An AfD lawsuit against Thuringia’s head of the Office for the Protection of the Constitution, Stephan Kramer, over statements in a media report was successful on one point and was dismissed on two other points. According to the administrative court in Weimar, Kramer violated the neutrality requirement by commenting on the content and programmatic orientation of the Thuringian AfD, the court announced. The decision is not yet legally binding.
In Kramer’s statement, “Ideally, citizens decide against the enemies of the constitution by voting in elections, so that there is no danger to the free democratic basic order,” the court sees no advance, since the President of the Office for the Protection of the Constitution does not explicitly name the AfD.

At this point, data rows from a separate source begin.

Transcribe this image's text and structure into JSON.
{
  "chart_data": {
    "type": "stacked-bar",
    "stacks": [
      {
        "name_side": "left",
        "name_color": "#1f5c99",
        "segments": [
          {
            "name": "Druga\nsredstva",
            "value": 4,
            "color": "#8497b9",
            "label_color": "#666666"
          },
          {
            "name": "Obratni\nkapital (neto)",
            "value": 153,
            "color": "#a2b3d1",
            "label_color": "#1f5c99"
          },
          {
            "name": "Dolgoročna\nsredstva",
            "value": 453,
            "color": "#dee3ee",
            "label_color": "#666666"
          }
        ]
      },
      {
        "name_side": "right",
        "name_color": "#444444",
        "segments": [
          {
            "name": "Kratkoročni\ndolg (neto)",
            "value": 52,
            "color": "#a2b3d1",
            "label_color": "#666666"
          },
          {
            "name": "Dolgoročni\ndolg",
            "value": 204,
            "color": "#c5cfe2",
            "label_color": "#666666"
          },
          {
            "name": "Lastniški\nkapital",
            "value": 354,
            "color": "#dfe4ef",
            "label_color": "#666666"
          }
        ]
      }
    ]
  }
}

The court also does not consider Kramer’s sentence “You denigrate our democracy, always and constantly, not only on Mondays on our streets, but also in pretty much every statement that I have heard made by an AfD representative in a parliament” to be unlawful. Reason: In the opinion of the court, the statement “represents a permissible explanation of the findings in the 2021 and 2022 Federal Office for the Protection of the Constitution reports”. These reports provide evidence as to why the public appearance of the Thuringian AfD is directed against the principle of democracy.
The point objected to by the court was about Kramer’s statements “that a party that actually has no political alternatives and solutions to offer” “is responsible for the program of this party, which in any case hardly exists in terms of content” and “the topic itself is completely unimportant”. The administrative court made it clear that “the equal participation of all parties in the political decision-making of the people requires that state organs maintain neutrality in the political competition between the parties,” as the court said in a statement.